Middle East Report Online on the political power of the fundamentalist Jewish settlers (as ever, the impotence of the Zionist Diaspora to condemn these fanatics is telling):
At first glance, it is hard to explain the success of the West Bank settlers. Numerically, excluding the 200,000 settlers in illegally annexed East Jerusalem, they constitute just 4 percent of Israel’s population, and are often resented by the rest for the disproportionate share of the national wealth they consume. A mere 1 percent live in the heartland of the putative Palestinian state, east of the separation barrier that Israel has built in the West Bank. Of these, thousands, most of them secular, have expressed interest in moving westward in return for financial incentives. Some — uncomfortable with geographic isolation, fears of violence and the mounting religiosity of the settler movement — have already left. Relocating the remainder seems a small price to pay for sparing Israel the worldwide opprobrium that comes with maintaining and advancing the settlement project.

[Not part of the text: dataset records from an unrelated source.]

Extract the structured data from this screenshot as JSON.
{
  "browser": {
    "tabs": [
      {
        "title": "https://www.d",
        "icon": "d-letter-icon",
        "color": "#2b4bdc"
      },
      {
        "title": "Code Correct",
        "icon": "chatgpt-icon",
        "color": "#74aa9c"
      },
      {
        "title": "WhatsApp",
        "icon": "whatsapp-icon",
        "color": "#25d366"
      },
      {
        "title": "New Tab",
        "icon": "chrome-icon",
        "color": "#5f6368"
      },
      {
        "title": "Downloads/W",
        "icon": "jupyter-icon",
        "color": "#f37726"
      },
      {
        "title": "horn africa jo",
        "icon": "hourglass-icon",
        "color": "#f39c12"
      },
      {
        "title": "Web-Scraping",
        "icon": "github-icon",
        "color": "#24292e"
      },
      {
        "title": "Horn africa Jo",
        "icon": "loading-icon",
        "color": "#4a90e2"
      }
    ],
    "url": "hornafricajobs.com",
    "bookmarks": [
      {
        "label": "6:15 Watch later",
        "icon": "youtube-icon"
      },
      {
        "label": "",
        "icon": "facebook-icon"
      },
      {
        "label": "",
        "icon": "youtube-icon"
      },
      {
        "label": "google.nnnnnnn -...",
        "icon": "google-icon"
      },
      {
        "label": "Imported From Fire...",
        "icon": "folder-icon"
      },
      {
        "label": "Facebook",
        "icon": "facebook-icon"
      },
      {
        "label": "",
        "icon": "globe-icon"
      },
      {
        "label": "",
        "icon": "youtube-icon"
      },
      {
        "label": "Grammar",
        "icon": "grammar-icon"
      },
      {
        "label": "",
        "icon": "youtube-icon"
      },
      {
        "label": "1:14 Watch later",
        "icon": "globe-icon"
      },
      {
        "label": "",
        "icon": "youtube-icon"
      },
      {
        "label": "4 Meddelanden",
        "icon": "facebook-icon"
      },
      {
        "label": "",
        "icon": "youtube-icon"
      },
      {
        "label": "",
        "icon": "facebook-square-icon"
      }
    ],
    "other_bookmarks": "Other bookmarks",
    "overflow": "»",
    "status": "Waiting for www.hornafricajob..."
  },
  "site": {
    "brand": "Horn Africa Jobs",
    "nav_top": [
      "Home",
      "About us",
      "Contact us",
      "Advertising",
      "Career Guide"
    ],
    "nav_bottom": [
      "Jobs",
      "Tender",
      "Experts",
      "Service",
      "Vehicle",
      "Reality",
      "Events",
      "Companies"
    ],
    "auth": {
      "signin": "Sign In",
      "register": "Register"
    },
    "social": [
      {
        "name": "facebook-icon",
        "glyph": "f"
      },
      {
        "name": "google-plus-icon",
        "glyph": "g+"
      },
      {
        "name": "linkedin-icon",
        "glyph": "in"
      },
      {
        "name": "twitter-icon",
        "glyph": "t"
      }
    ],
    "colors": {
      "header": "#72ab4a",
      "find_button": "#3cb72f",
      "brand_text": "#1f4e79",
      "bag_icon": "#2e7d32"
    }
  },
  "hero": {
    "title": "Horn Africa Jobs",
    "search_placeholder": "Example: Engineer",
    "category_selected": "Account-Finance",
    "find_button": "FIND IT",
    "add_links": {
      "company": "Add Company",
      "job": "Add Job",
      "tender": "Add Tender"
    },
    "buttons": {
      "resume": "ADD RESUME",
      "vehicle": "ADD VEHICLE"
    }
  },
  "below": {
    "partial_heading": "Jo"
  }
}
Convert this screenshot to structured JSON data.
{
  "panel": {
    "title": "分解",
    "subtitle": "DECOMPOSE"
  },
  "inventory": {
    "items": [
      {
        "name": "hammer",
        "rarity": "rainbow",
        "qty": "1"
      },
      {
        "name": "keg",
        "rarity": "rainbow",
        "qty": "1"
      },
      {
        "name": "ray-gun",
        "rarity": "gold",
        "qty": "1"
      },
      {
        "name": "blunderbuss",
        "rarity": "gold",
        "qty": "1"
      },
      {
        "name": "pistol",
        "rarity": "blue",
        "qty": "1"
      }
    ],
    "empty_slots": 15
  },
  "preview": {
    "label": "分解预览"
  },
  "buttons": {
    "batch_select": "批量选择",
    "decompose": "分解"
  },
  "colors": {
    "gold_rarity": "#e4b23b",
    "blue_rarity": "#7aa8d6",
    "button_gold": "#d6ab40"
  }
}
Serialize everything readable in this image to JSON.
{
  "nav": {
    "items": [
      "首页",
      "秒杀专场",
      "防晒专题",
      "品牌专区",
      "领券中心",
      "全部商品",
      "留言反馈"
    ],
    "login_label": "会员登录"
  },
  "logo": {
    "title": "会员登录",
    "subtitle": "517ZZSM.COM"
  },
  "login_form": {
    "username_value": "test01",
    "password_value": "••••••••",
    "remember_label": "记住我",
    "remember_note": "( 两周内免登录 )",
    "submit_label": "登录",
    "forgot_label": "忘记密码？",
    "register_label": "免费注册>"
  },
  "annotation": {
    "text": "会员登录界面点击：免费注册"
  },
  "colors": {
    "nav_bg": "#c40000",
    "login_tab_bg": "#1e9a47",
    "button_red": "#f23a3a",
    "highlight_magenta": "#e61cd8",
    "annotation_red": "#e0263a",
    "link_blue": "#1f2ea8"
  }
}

Yet internally, the settler movement is — in the words of a former West Bank army commander — “Israel’s most powerful lobby.” Fearful of additional Amona-style faceoffs with Zionism’s foremost ideologues, few Israeli politicians dare confront the movement. It is growing fast: The drift of the secular-minded out of the West Bank (though not East Jerusalem) has been more than compensated for by the movement’s burgeoning hard core of national-religious activists, who from the outset have promoted Jewish settlement throughout the biblical Land of Israel as a sacred duty. In addition, the movement has coopted Israel’s ultra-Orthodox and traditionally non-Zionist communities, desperate for room for their large families. In so doing, the settlers have jettisoned the slowest-growing sector of Israeli society, secular Jews, and conjoined the two fastest to their project. The West Bank settler population, again excluding occupied East Jerusalem, has tripled from 105,000 on the eve of the Oslo agreement in 1992 to over 300,000 today.
The population expansion has given the settler movement an ever more religious hue. Ma’ale Ephraim, a settlement on the cliffs above the Jordan Valley whose secular population largely wants out, has opened a hesder yeshiva, a school combining religious study and army training. And in the valley below a national-religious community has entirely taken over Yitav, a once secular settlement. The caravan sites littering the West Bank are also markers of growing national-religious strength in the settlement enterprise and the readiness of the national-religious to put ideology before comfort. In the vicinity of Nokdim near Bethlehem, for example, 30 couples have pitched mobile homes on the hilltop, the latest influx turning a community that once had equal numbers of secular and pious families into a predominantly religious settlement. The Gush Etzion bloc of which Nokdim is a part has no secular school. Like others, it teaches that the Bible, as a local teacher puts it, is a God-given land registry.